I am pulling some posts from the Flowers Fade archive. If you want to read more about my full journey through the Bible last year, you can always visit my old blog here, but for now I am just going to re-post some of my favorites on this site. I’m not re-posting because I am not reading my Bible or don’t have anything new to write about, because God is constantly teaching me new things; it’s mainly because my type-A personality wants to clean out all the imports that are sitting unpublished on the back pages of this blog. I hope these remnants from the archive inspire and encourage you!
The past two years have been a crazy, confusing, encouraging time of refinement for me. Since moving back to Washington in the fall of 2007 God has had His hand in my life like never before – convicting me of sin, enlarging my heart to truly love others, building up new community for me. At times, I felt completely hopeless – living in my parent’s basement, substitute teaching, giving up a full ride to grad school, lacking fellowship with other females, watiting on God’s timing in my relationship with Micah… nothing seemed to be making sense. At other times though, I completely trusted God’s sovereignty over my life as I saw his love transforming me. Looking back over the past two years – I know that God used my circumstances – which often seemed miserable at the time – to make me fall more in love with Jesus and to make me more like Jesus at the same time.
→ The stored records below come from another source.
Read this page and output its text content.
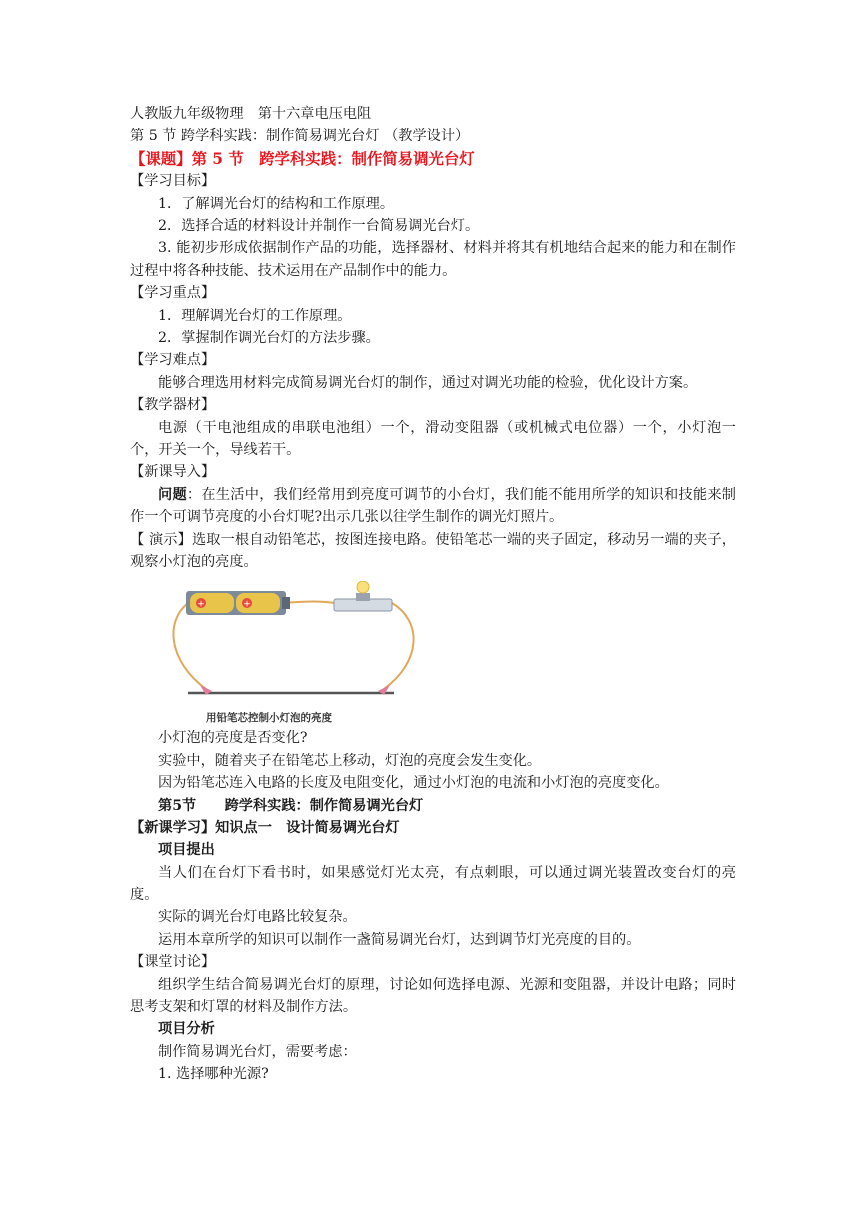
人教版九年级物理　第十六章电压电阻
第 5 节 跨学科实践：制作简易调光台灯 （教学设计）
【课题】第 5 节　跨学科实践：制作简易调光台灯
【学习目标】
1．了解调光台灯的结构和工作原理。
2．选择合适的材料设计并制作一台简易调光台灯。
3. 能初步形成依据制作产品的功能，选择器材、材料并将其有机地结合起来的能力和在制作过程中将各种技能、技术运用在产品制作中的能力。
【学习重点】
1．理解调光台灯的工作原理。
2．掌握制作调光台灯的方法步骤。
【学习难点】
能够合理选用材料完成简易调光台灯的制作，通过对调光功能的检验，优化设计方案。
【教学器材】
电源（干电池组成的串联电池组）一个，滑动变阻器（或机械式电位器）一个，小灯泡一个，开关一个，导线若干。
【新课导入】
问题：在生活中，我们经常用到亮度可调节的小台灯，我们能不能用所学的知识和技能来制作一个可调节亮度的小台灯呢?出示几张以往学生制作的调光灯照片。
【 演示】选取一根自动铅笔芯，按图连接电路。使铅笔芯一端的夹子固定，移动另一端的夹子，观察小灯泡的亮度。
+	+
用铅笔芯控制小灯泡的亮度
小灯泡的亮度是否变化?
实验中，随着夹子在铅笔芯上移动，灯泡的亮度会发生变化。
因为铅笔芯连入电路的长度及电阻变化，通过小灯泡的电流和小灯泡的亮度变化。
第5节　　跨学科实践：制作简易调光台灯
【新课学习】知识点一　设计简易调光台灯
项目提出
当人们在台灯下看书时，如果感觉灯光太亮，有点刺眼，可以通过调光装置改变台灯的亮度。
实际的调光台灯电路比较复杂。
运用本章所学的知识可以制作一盏简易调光台灯，达到调节灯光亮度的目的。
【课堂讨论】
组织学生结合简易调光台灯的原理，讨论如何选择电源、光源和变阻器，并设计电路；同时思考支架和灯罩的材料及制作方法。
项目分析
制作简易调光台灯，需要考虑：
1. 选择哪种光源?
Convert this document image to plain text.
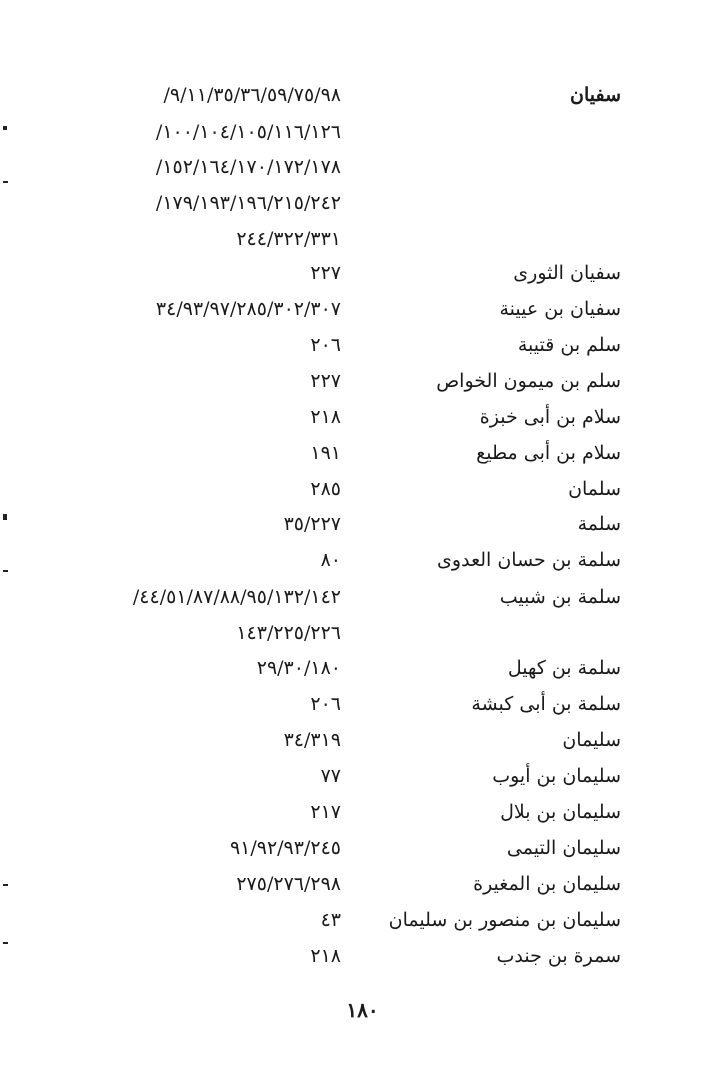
سفيان
٩/١١/٣٥/٣٦/٥٩/٧٥/٩٨/
١٠٠/١٠٤/١٠٥/١١٦/١٢٦/
١٥٢/١٦٤/١٧٠/١٧٢/١٧٨/
١٧٩/١٩٣/١٩٦/٢١٥/٢٤٢/
٢٤٤/٣٢٢/٣٣١
سفيان الثورى
٢٢٧
سفيان بن عيينة
٣٤/٩٣/٩٧/٢٨٥/٣٠٢/٣٠٧
سلم بن قتيبة
٢٠٦
سلم بن ميمون الخواص
٢٢٧
سلام بن أبى خبزة
٢١٨
سلام بن أبى مطيع
١٩١
سلمان
٢٨٥
سلمة
٣٥/٢٢٧
سلمة بن حسان العدوى
٨٠
سلمة بن شبيب
٤٤/٥١/٨٧/٨٨/٩٥/١٣٢/١٤٢/
١٤٣/٢٢٥/٢٢٦
سلمة بن كهيل
٢٩/٣٠/١٨٠
سلمة بن أبى كبشة
٢٠٦
سليمان
٣٤/٣١٩
سليمان بن أيوب
٧٧
سليمان بن بلال
٢١٧
سليمان التيمى
٩١/٩٢/٩٣/٢٤٥
سليمان بن المغيرة
٢٧٥/٢٧٦/٢٩٨
سليمان بن منصور بن سليمان
٤٣
سمرة بن جندب
٢١٨
١٨٠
In my Bible study with my roommates, we just started reading Richard Foster’s Celebration of Discipline and the first chapter is about meditation. I have been reading through Exodus for the past week now, and I was struck by a verse that I have been trying to meditate on. Exodus begins with Moses’ birth and some background on the Israelites’ situation in Egypt. Since the death of Joseph at the end of Genesis, the Israelites have been in Egypt for about 400 years and have become long-standing slaves of Pharaoh. Their legacy in Egypt now includes centuries of oppression, and it probably feels as if there is no escape. Meanwhile, Moses is born, and his life is perserved by the hand of God, even though Pharaoh is killing all the male infants of the Israelite people. He grows up living among the Egyptians, but one day kills an Egyptian for attacking one of the Israelite slaves, and then he flees from Egypt, fearing for his life. In the next chapter (3), about forty years have passed since Moses fled from Egypt, and he is called to be God’s servant at the burning bush, with instructions to go back to Egypt and lead his people away from their life of slavery and into God’s Promised Land. However, there is this strange little interlude in Scripture between Moses fleeing Egypt in chapter 2, and being called to return to Egypt four decades later in chapter 3, and it’s this strange part of the text that really stood out to me this week. In Exodus 2:23-25 it says:
I have been meditating on the final part of that verse this week… “and God knew.” How many times have I felt like the Israelites? God, I need rescue. God, I feel trapped. God, I am calling out to You. God, I know we are called to suffer with Christ, but is there any escape, Lord? The Israelites had been suffering for 400 years. Even after Moses was born, God’s chosen servant to lead the Israelites to freedom, he didn’t actually come to free the Israelites until he was 80 years old. But the truth of the matter is – God knew. He remembered his covenant with his people, and he was waiting for the perfect time to display his power to them. He was waiting for the perfect time to write his story of freedom and redemption. He was waiting for the perfect time to write the perfect Old Testament analogy of the freedom from the slavery of sin we find in Christ, and the hope of one day resting in the Promised Land (heaven!) with our Savior. Even when the Israelites were making bricks and crying out to God and it seemed like nothing was happening – God knew. He knows and loves his children. He is never absent. During those times when I feel like I am just waiting to see God’s hand and struggling to have faith, I have to trust that God knows. It might not be His time to act, but he knows me, he loves me, he is never absent in my struggles. My God knows. And I can take comfort in that.
*It’s so exciting to look back on this post a year and a half after writing it and see how God has answered so many of my prayers. Micah and I are happily married. I am in grad school getting my PhD. We have pleasant apartment in Arizona and are looking buy our first house. God is so good. He knew. He knows.